Whereas if you iterate a million times and the interval is still miniscule compared to your values, you have absolute confidence you're fine. Seems useful to me -- not useless or actively harmful at all.
> It should be x / x = 1.0 ± 0.0, but interval arithmetic will give you [3/5, 5/3].
This is the “dependency problem” which is eliminated in many cases, and mitigated in others, by rewriting so identical (vs. merely in components) values appear only once; when you might need a numerical answer at one point (if possible) but to use the value in further computations, this can be done by storing and manipulating values symbolically and extracting numerical results as needed.
Even if this may come out as a bit snarky, this is a very good, honest, and helpful answer. At least, it would be helpful to extremely skeptical people like me. I'm a bit like crazygringo, and I cannot be convinced of anything until I have tried it myself and dirtied my hands with it.
To crazygringo: for a concrete, real-world example, try to implement a Kalman filter (a very simple numerical algorithm) using interval arithmetic. It simply doesn't work. You'll see that you cannot extract any useful result from the output of the computation. The implementation of an "interval Kalman filtering" is a (niche) subject of current research, where various very complicated algorithms are being invented to try to reproduce the nice properties of Kalman filtering--even when using something obviously inappropriate like interval arithmetic. For an intuitive understanding, assume that the input data are quantized to integer values, so that the starting intervals are of length 1.
> Contrast this with just leaving it as a float instead of an interval, where you would've gotten the correct answer.

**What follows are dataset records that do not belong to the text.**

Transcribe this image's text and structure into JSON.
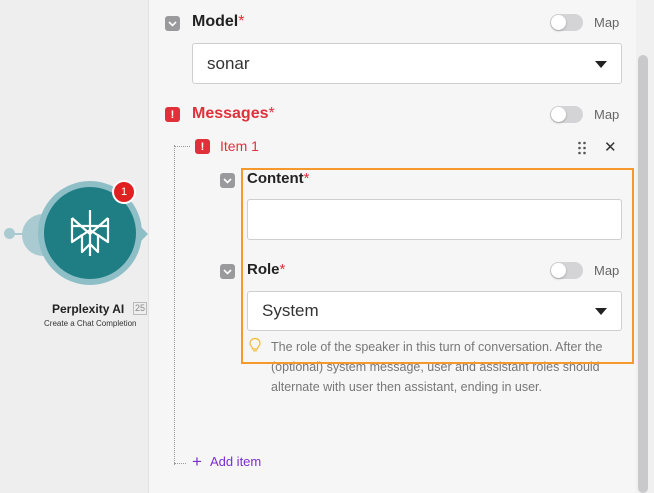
{
  "node": {
    "badge": "1",
    "title": "Perplexity AI",
    "id": "25",
    "subtitle": "Create a Chat Completion",
    "color": "#1f7d84"
  },
  "model": {
    "label": "Model",
    "required_mark": "*",
    "map_label": "Map",
    "value": "sonar"
  },
  "messages": {
    "label": "Messages",
    "required_mark": "*",
    "map_label": "Map",
    "item_label": "Item 1",
    "add_item_label": "Add item"
  },
  "content": {
    "label": "Content",
    "required_mark": "*",
    "value": ""
  },
  "role": {
    "label": "Role",
    "required_mark": "*",
    "map_label": "Map",
    "value": "System",
    "hint": "The role of the speaker in this turn of conversation. After the (optional) system message, user and assistant roles should alternate with user then assistant, ending in user."
  },
  "colors": {
    "error": "#e0303a",
    "highlight": "#f5992a",
    "accent": "#7b2fd0"
  },
  "icons": [
    "perplexity-logo-icon",
    "chevron-down-icon",
    "error-icon",
    "drag-handle-icon",
    "close-icon",
    "lightbulb-icon",
    "plus-icon",
    "caret-down-icon"
  ]
}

But if I type into my console:
var a = 0.1; var b = a + 0.2; b -= 0.2; b == a;
I get false. That's not correct. Whereas if "==" checked for overlap between intervals, it would be true. Which would be correct.Heck, to use your own division example:
(0.1 + 0.2 - 0.2) / 0.1 ==> 1.0000000000000002
That's not 1.0. So the FP you claim is so correct... just isn't at all. Again, while interval arithmetic would correctly detect overlap of intervals between that and 1.0.Anyways, thanks for trying to explain.
(0.1 + 0.2 - 0.2) / 0.1 ==[+/- .001] 1.0 => True
Now you've got me learning about how affine arithmetic can help with the dependency problem but has its own drawbacks. Thanks for pointing me in that direction!